October 26, 2013 § 1 Comment
It has been a little over a week since the moving truck miraculously, as it seemed for us, found our driveway and delivered our old household goods and treasures from across the country.
We drove over two thousand miles with a car loaded with last minute additional stuff, so many years after the last covered wagon brought settlers westward over a long and treacherous journey, carrying only the bare essentials to start a new home.
In the past year I had been reading journals and letters from pioneer women, fascinated by the stories of their feats, misadventures and tribulations over months-long cross country trips of a lifetime. I have thought of them often since we left our New England home three weeks ago. Of course there are many obvious differences between what they had to put up with and what my husband and I have experienced on the journey. Obvious because of the progress in transportation, communications, safety, accommodations, and all those things we take for granted now. However there is one thing that was not at all obvious for me at first: the now indispensable help of the internet.
Every day since we arrived in Santa Fe, we have relied on our cell phone internet connection for information that would have taken months to gather from friendly, welcoming neighbors, local word of mouth, or through multiple trials and errors.
Where is the closest Home Depot? How do we dispose of our trash; where do we recycle so many cardboard moving cartons? Where and when do the local farmers’ markets take place? Where is the best breakfast place in town? What does a black widow spider look like, or tips on bread baking in high altitude. A few samples of the questions we constantly have asked Siri, and even if she was fairly reliable, unlike a local old timer she didn’t answer with a local accent (we got good laughs at how she pronounced street addresses like “Camino del Cielo” or “Calle Acequia Baja,” for example).
So now what kind of questions can we come up with to have a pretext to meet our neighbors, to hear the local lore, to listen to the views of an old local sage who brings unique, quirky insights on the community, to exchange and compare views on our respective backgrounds.

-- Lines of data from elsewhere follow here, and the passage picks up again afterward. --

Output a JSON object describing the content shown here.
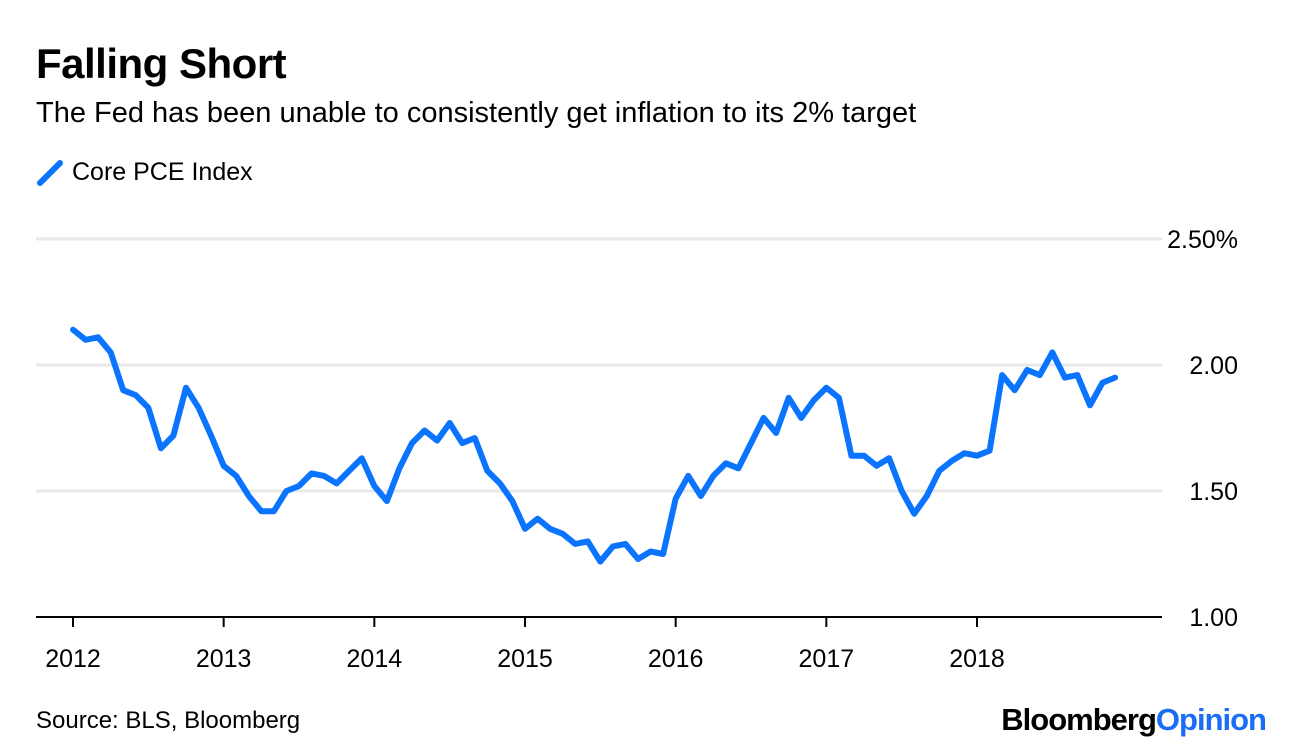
{
  "chart_data": {
    "type": "line",
    "title": "Falling Short",
    "subtitle": "The Fed has been unable to consistently get inflation to its 2% target",
    "xlabel": "",
    "ylabel": "",
    "ylim": [
      1.0,
      2.5
    ],
    "yticks": [
      "2.50%",
      "2.00",
      "1.50",
      "1.00"
    ],
    "ytick_values": [
      2.5,
      2.0,
      1.5,
      1.0
    ],
    "xticks": [
      "2012",
      "2013",
      "2014",
      "2015",
      "2016",
      "2017",
      "2018"
    ],
    "grid": true,
    "legend_position": "top-left",
    "x_start": "2012-01",
    "x_frequency": "monthly",
    "series": [
      {
        "name": "Core PCE Index",
        "color": "#0a74ff",
        "values": [
          2.14,
          2.1,
          2.11,
          2.05,
          1.9,
          1.88,
          1.83,
          1.67,
          1.72,
          1.91,
          1.83,
          1.72,
          1.6,
          1.56,
          1.48,
          1.42,
          1.42,
          1.5,
          1.52,
          1.57,
          1.56,
          1.53,
          1.58,
          1.63,
          1.52,
          1.46,
          1.59,
          1.69,
          1.74,
          1.7,
          1.77,
          1.69,
          1.71,
          1.58,
          1.53,
          1.46,
          1.35,
          1.39,
          1.35,
          1.33,
          1.29,
          1.3,
          1.22,
          1.28,
          1.29,
          1.23,
          1.26,
          1.25,
          1.47,
          1.56,
          1.48,
          1.56,
          1.61,
          1.59,
          1.69,
          1.79,
          1.73,
          1.87,
          1.79,
          1.86,
          1.91,
          1.87,
          1.64,
          1.64,
          1.6,
          1.63,
          1.5,
          1.41,
          1.48,
          1.58,
          1.62,
          1.65,
          1.64,
          1.66,
          1.96,
          1.9,
          1.98,
          1.96,
          2.05,
          1.95,
          1.96,
          1.84,
          1.93,
          1.95
        ]
      }
    ]
  },
  "source": "Source: BLS, Bloomberg",
  "logo": {
    "part1": "Bloomberg",
    "part2": "Opinion"
  }
}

To make friends who, as our neighbors back in New England, might one day come to the rescue when bad weather strikes, or bring vegetables from their garden surplus; whose wayward dog we can safely return to them from our yard; or just to shoot the breeze when we are all out in our driveways?
We can always Skype with our old friends and neighbors back in New England, but no matter how strong the signal is around here the Internet will not bring us close to our new neighbors the way a knock on their door will.